Evaluation of the land use/ land cover (LULC) case over large regions is very important in a variety of domains, including natural resources such as soil, water, etc., and climate change risks and LULC change has emerged as a high anxiety for the environment. Therefore, we tested and compared the performance of three classification algorithms: Support Vector Machines (SVM), Random Trees (RT), and Maximum Likelihood (MaxL) to derive and extract LULC information for the district of Sarayönü/ Konya across five distinct classes: water, plantation, grassland, built-up, and bare land. Two remote sensing indices, the normalized difference vegetation index (NDVI) and the normalized difference water index (NDWI), were used as supplementary inputs for the classification of LULC. To evaluate the performance of the algorithms, a confusion matrix was employed.
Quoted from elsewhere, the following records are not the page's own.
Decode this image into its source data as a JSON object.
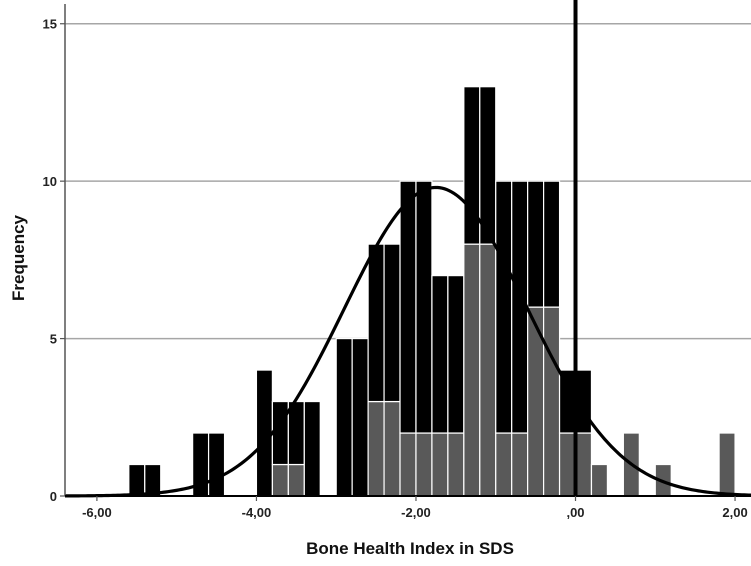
{
  "chart_data": {
    "type": "bar",
    "title": "",
    "xlabel": "Bone Health Index in SDS",
    "ylabel": "Frequency",
    "xlim": [
      -6.4,
      2.2
    ],
    "ylim": [
      0,
      15.5
    ],
    "grid": true,
    "x_ticks": [
      {
        "value": -6.0,
        "label": "-6,00"
      },
      {
        "value": -4.0,
        "label": "-4,00"
      },
      {
        "value": -2.0,
        "label": "-2,00"
      },
      {
        "value": 0.0,
        "label": ",00"
      },
      {
        "value": 2.0,
        "label": "2,00"
      }
    ],
    "y_ticks": [
      {
        "value": 0,
        "label": "0"
      },
      {
        "value": 5,
        "label": "5"
      },
      {
        "value": 10,
        "label": "10"
      },
      {
        "value": 15,
        "label": "15"
      }
    ],
    "bin_width": 0.2,
    "bin_starts": [
      -5.6,
      -5.4,
      -4.8,
      -4.6,
      -4.0,
      -3.8,
      -3.6,
      -3.4,
      -3.2,
      -3.0,
      -2.8,
      -2.6,
      -2.4,
      -2.2,
      -2.0,
      -1.8,
      -1.6,
      -1.4,
      -1.2,
      -1.0,
      -0.8,
      -0.6,
      -0.4,
      -0.2,
      0.0,
      0.2,
      0.4,
      0.6,
      0.8,
      1.0,
      1.6,
      1.8
    ],
    "series": [
      {
        "values": [
          0,
          0,
          0,
          0,
          0,
          1,
          1,
          0,
          0,
          0,
          0,
          3,
          3,
          2,
          2,
          2,
          2,
          8,
          8,
          2,
          2,
          6,
          6,
          2,
          2,
          1,
          0,
          2,
          0,
          1,
          0,
          2
        ],
        "color": "#595959"
      },
      {
        "values": [
          1,
          1,
          2,
          2,
          4,
          2,
          2,
          3,
          0,
          5,
          5,
          5,
          5,
          8,
          8,
          5,
          5,
          5,
          5,
          8,
          8,
          4,
          4,
          2,
          2,
          0,
          0,
          0,
          0,
          0,
          0,
          0
        ],
        "color": "#000000"
      }
    ],
    "fit_curve": {
      "type": "normal",
      "mean": -1.75,
      "sd": 1.15,
      "peak": 9.8
    },
    "reference_line": {
      "x": 0.0
    },
    "colors": {
      "curve": "#000000",
      "grid": "#a6a6a6",
      "bar_edge": "#ffffff"
    }
  }
}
The average overall accuracy of support vector machines, random trees, and maximum likelihood algorithms was found 85.60%, 79.20%, and 74.80%, respectively, and 82.00%, 74.00%, and 68.50% for the Kappa coefficient. These results indicate that the support vector machines algorithm outperforms other algorithms in terms of accuracy. As a result of the research, it was determined that classification algorithms integrated with remote sensing in LULC change monitoring/determination could produce accurate classification maps that can be used as base data. This is due to the ability of machine learning algorithms to learn complex patterns, adapt to diverse data, and continuously improve, making them achieve higher accuracy compared to traditional classifiers. Therefore, their use was recommended for decision-makers.